Filho do renomado produtor Roberto Sant’Ana, que transitou entre o Tropicalismo e a axé music, Lucas iniciou sua trajetória musical ao lado de Gilberto Gil, tocando flauta transversa em álbuns como “Tropicália 2” (1993) e “Unplugged MTV” (1994). Agora, três décadas depois, ele se reuniu novamente a Gil na música “História da nossa língua”, lançada como o primeiro single de seu novo projeto.

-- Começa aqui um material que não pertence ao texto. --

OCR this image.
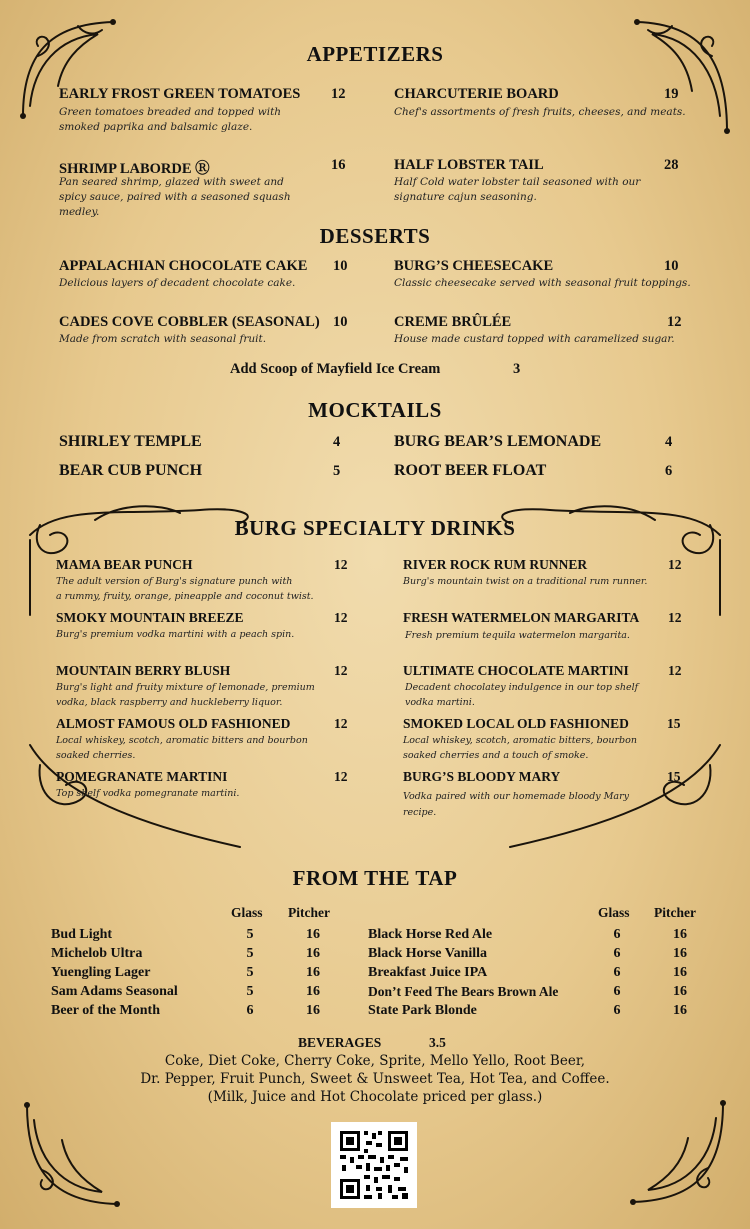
APPETIZERS
EARLY FROST GREEN TOMATOES 12
Green tomatoes breaded and topped with smoked paprika and balsamic glaze.
CHARCUTERIE BOARD	19
Chef's assortments of fresh fruits, cheeses, and meats.
SHRIMP LABORDE Ⓡ	16
Pan seared shrimp, glazed with sweet and spicy sauce, paired with a seasoned squash medley.
HALF LOBSTER TAIL	28
Half Cold water lobster tail seasoned with our signature cajun seasoning.
DESSERTS
APPALACHIAN CHOCOLATE CAKE 10
Delicious layers of decadent chocolate cake.
BURG’S CHEESECAKE	10
Classic cheesecake served with seasonal fruit toppings.
CADES COVE COBBLER (SEASONAL) 10
Made from scratch with seasonal fruit.
CREME BRÛLÉE	12
House made custard topped with caramelized sugar.
Add Scoop of Mayfield Ice Cream	3
MOCKTAILS
SHIRLEY TEMPLE	4	BURG BEAR’S LEMONADE	4
BEAR CUB PUNCH	5	ROOT BEER FLOAT	6
BURG SPECIALTY DRINKS
MAMA BEAR PUNCH	12
The adult version of Burg's signature punch with
a rummy, fruity, orange, pineapple and coconut twist.
RIVER ROCK RUM RUNNER	12
Burg's mountain twist on a traditional rum runner.
SMOKY MOUNTAIN BREEZE	12
Burg's premium vodka martini with a peach spin.
FRESH WATERMELON MARGARITA 12
Fresh premium tequila watermelon margarita.
MOUNTAIN BERRY BLUSH	12
Burg's light and fruity mixture of lemonade, premium
vodka, black raspberry and huckleberry liquor.
ULTIMATE CHOCOLATE MARTINI	12
Decadent chocolatey indulgence in our top shelf
vodka martini.
ALMOST FAMOUS OLD FASHIONED	12
Local whiskey, scotch, aromatic bitters and bourbon
soaked cherries.
SMOKED LOCAL OLD FASHIONED	15
Local whiskey, scotch, aromatic bitters, bourbon
soaked cherries and a touch of smoke.
POMEGRANATE MARTINI	12
Top shelf vodka pomegranate martini.
BURG’S BLOODY MARY	15
Vodka paired with our homemade bloody Mary
recipe.
FROM THE TAP
Glass Pitcher	Glass Pitcher
Bud Light	5	16
Michelob Ultra	5	16
Yuengling Lager	5	16
Sam Adams Seasonal	5	16
Beer of the Month	6	16
Black Horse Red Ale	6	16
Black Horse Vanilla	6	16
Breakfast Juice IPA	6	16
Don’t Feed The Bears Brown Ale	6	16
State Park Blonde	6	16
BEVERAGES	3.5
Coke, Diet Coke, Cherry Coke, Sprite, Mello Yello, Root Beer,
Dr. Pepper, Fruit Punch, Sweet & Unsweet Tea, Hot Tea, and Coffee.
(Milk, Juice and Hot Chocolate priced per glass.)
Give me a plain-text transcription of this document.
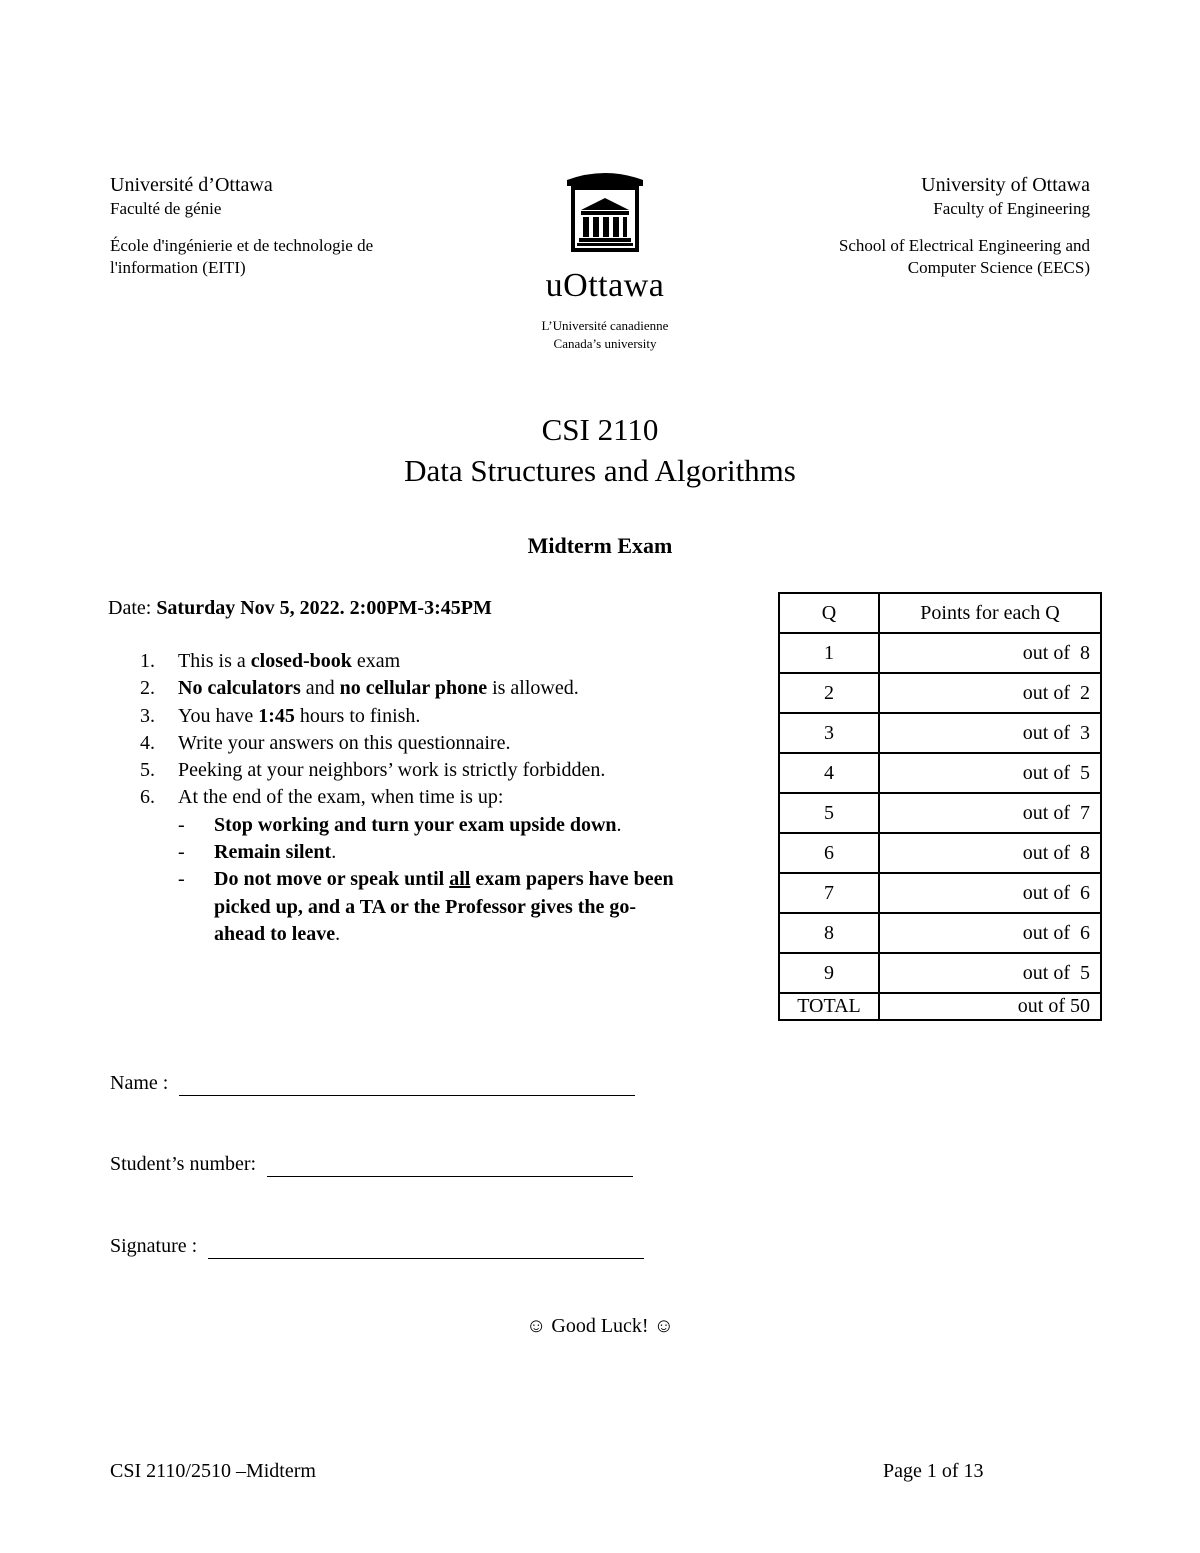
Université d’Ottawa
Faculté de génie
École d'ingénierie et de technologie de
l'information (EITI)
University of Ottawa
Faculty of Engineering
School of Electrical Engineering and
Computer Science (EECS)
uOttawa
L’Université canadienne
Canada’s university
CSI 2110
Data Structures and Algorithms
Midterm Exam
Date: Saturday Nov 5, 2022. 2:00PM-3:45PM
1.	This is a closed-book exam
2.	No calculators and no cellular phone is allowed.
3.	You have 1:45 hours to finish.
4.	Write your answers on this questionnaire.
5.	Peeking at your neighbors’ work is strictly forbidden.
6.	At the end of the exam, when time is up:
-	Stop working and turn your exam upside down.
-	Remain silent.
-	Do not move or speak until all exam papers have been
picked up, and a TA or the Professor gives the go-
ahead to leave.
Q	Points for each Q
1	out of  8
2	out of  2
3	out of  3
4	out of  5
5	out of  7
6	out of  8
7	out of  6
8	out of  6
9	out of  5
TOTAL	out of 50
Name :
Student’s number:
Signature :
☺ Good Luck! ☺
CSI 2110/2510 –Midterm	Page 1 of 13
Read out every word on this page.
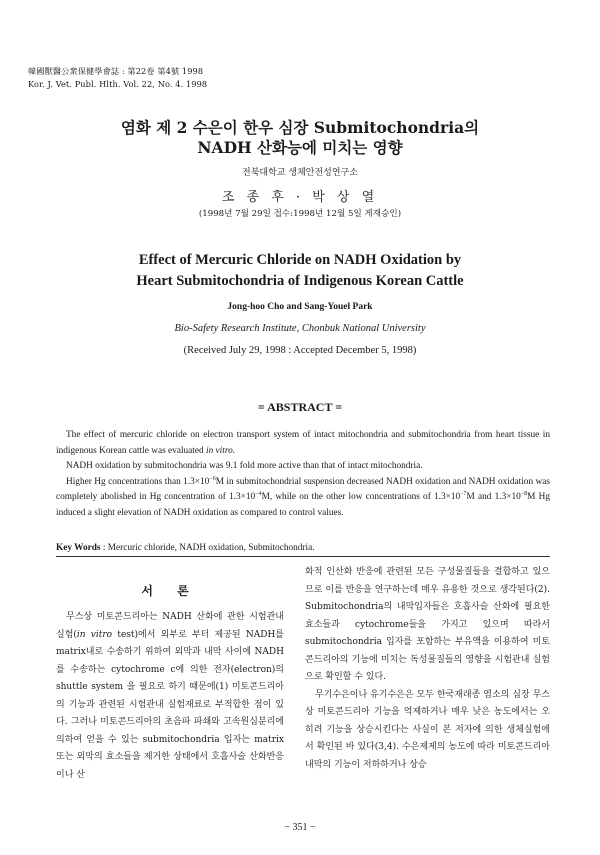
韓國獸醫公衆保健學會誌 : 第22卷 第4號 1998
Kor. J. Vet. Publ. Hlth. Vol. 22, No. 4. 1998
염화 제 2 수은이 한우 심장 Submitochondria의
NADH 산화능에 미치는 영향
전북대학교 생체안전성연구소
조 종 후 · 박 상 열
(1998년 7월 29일 접수:1998년 12월 5일 게재승인)
Effect of Mercuric Chloride on NADH Oxidation by
Heart Submitochondria of Indigenous Korean Cattle
Jong-hoo Cho and Sang-Youel Park
Bio-Safety Research Institute, Chonbuk National University
(Received July 29, 1998 : Accepted December 5, 1998)
= ABSTRACT =

The effect of mercuric chloride on electron transport system of intact mitochondria and submitochondria from heart tissue in indigenous Korean cattle was evaluated in vitro.

NADH oxidation by submitochondria was 9.1 fold more active than that of intact mitochondria.

Higher Hg concentrations than $1.3\times 10^{-6}M$ in submitochondrial suspension decreased NADH oxidation and NADH oxidation was completely abolished in Hg concentration of $1.3\times 10^{-4}M$, while on the other low concentrations of $1.3\times 10^{-7}M$ and $1.3\times 10^{-8}M$ Hg induced a slight elevation of NADH oxidation as compared to control values.

Key Words : Mercuric chloride, NADH oxidation, Submitochondria.
서 론

무스상 미토콘드리아는 NADH 산화에 관한 시험관내 실험(in vitro test)에서 외부로 부터 제공된 NADH를 matrix내로 수송하기 위하여 외막과 내막 사이에 NADH를 수송하는 cytochrome c에 의한 전자(electron)의 shuttle system 을 필요로 하기 때문에(1) 미토콘드리아의 기능과 관련된 시험관내 실험재료로 부적합한 점이 있다. 그러나 미토콘드리아의 초음파 파쇄와 고속원심분리에 의하여 얻을 수 있는 submitochondria 입자는 matrix 또는 외막의 효소들을 제거한 상태에서 호흡사슬 산화반응이나 산

화적 인산화 반응에 관련된 모든 구성물질들을 결합하고 있으므로 이를 반응을 연구하는데 매우 유용한 것으로 생각된다(2). Submitochondria의 내막입자들은 호흡사슬 산화에 필요한 효소들과 cytochrome들을 가지고 있으며 따라서 submitochondria 입자를 포함하는 부유액을 이용하여 미토콘드리아의 기능에 미치는 독성물질들의 영향을 시험관내 실험으로 확인할 수 있다.

무기수은이나 유기수은은 모두 한국재래종 염소의 심장 무스상 미토콘드리아 기능을 억제하거나 매우 낮은 농도에서는 오히려 기능을 상승시킨다는 사실이 본 저자에 의한 생체실험에서 확인된 바 있다(3,4). 수은제제의 농도에 따라 미토콘드리아 내막의 기능이 저하하거나 상승

− 351 −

Essa faixa representa uma viagem pelas raízes da língua portuguesa, desde o latim vulgar até as influências do tupi-guarani e das línguas africanas, simbolizando um fechamento de ciclo na carreira de Lucas.
— É surreal pensar que o cara que foi meu ícone na adolescência, que moldou uma base cultural em mim, está agora colaborando em uma música que eu compus. E que trata da nossa língua… é o cara da Academia Brasileira de Letras! — reflete Lucas, admirado. — Quando ele aceitou participar, não acreditei. Ele tem 83 anos e uma agenda cheia, foi como um espetáculo de fogos de artifício.
25 Anos de Carreira e uma Nova Trajetória
O anúncio do álbum “Brasiliano” coincide com a comemoração dos 25 anos de seu álbum de estreia, “Eletro Ben Dodô” (2000). Lucas revisitou este trabalho cinco anos atrás, em parceria com seu produtor original, Chico Neves, ajustando algumas letras que lhe pareciam desatualizadas, mas mantendo a essência sonora que encontrou desde o início.
— A ideia por trás de “Brasiliano” era criar um disco repleto de colaborações com músicos que marcaram minha carreira. No entanto, não imaginava o quanto isso exigiria — admite o cantor, que acabou reunindo 11 faixas e mais de 12 participações, incluindo nomes como Gil, Paralamas, Chico César e a guineense Karyna Gomes. O processo para gravar o disco se estendeu por meses, um verdadeiro desafio, mas com recompensas que valem a pena.
Após quase quatro anos residindo na cidade de Montpellier, Lucas começou a lançar seus álbuns por uma gravadora francesa desde 2014. A decisão de se mudar foi influenciada pela pandemia e pelas dificuldades enfrentadas no Brasil, além da oportunidade de dar aos filhos uma experiência multicultural.
Reflexões sobre a Língua e a Cultura
Enquanto passeava no parque com seu filho Dom, surgiu a ideia de criar um disco que celebrasse a língua portuguesa, uma das formas mais potentes de expressão cultural. Lucas comenta como a língua pode ser um reflexo da identidade e da política.
— Os franceses têm um amor genuíno pelo Brasil e pela nossa língua, muito por conta da música popular. Durante os passeios, as pessoas frequentemente perguntavam: “Vocês falam brasileiro?” E eu comecei a me questionar: “Será que falo português de verdade?” Isso me levou a investigar a linguagem, adquirindo livros sobre o tema, como “Latim em pó”, de Caetano Galindo, e a redescobrir um amor pela minha língua que antes não sentia — revela ele, destacando a singularidade da experiência cultural brasileira.
— A música é brasileira, o cinema é brasileiro, a culinária é brasileira, mas, paradoxalmente, a língua é portuguesa. Isso cria uma dissonância. Hoje, ser brasileiro é algo positivo, e sinto que a língua está ganhando destaque nesse contexto.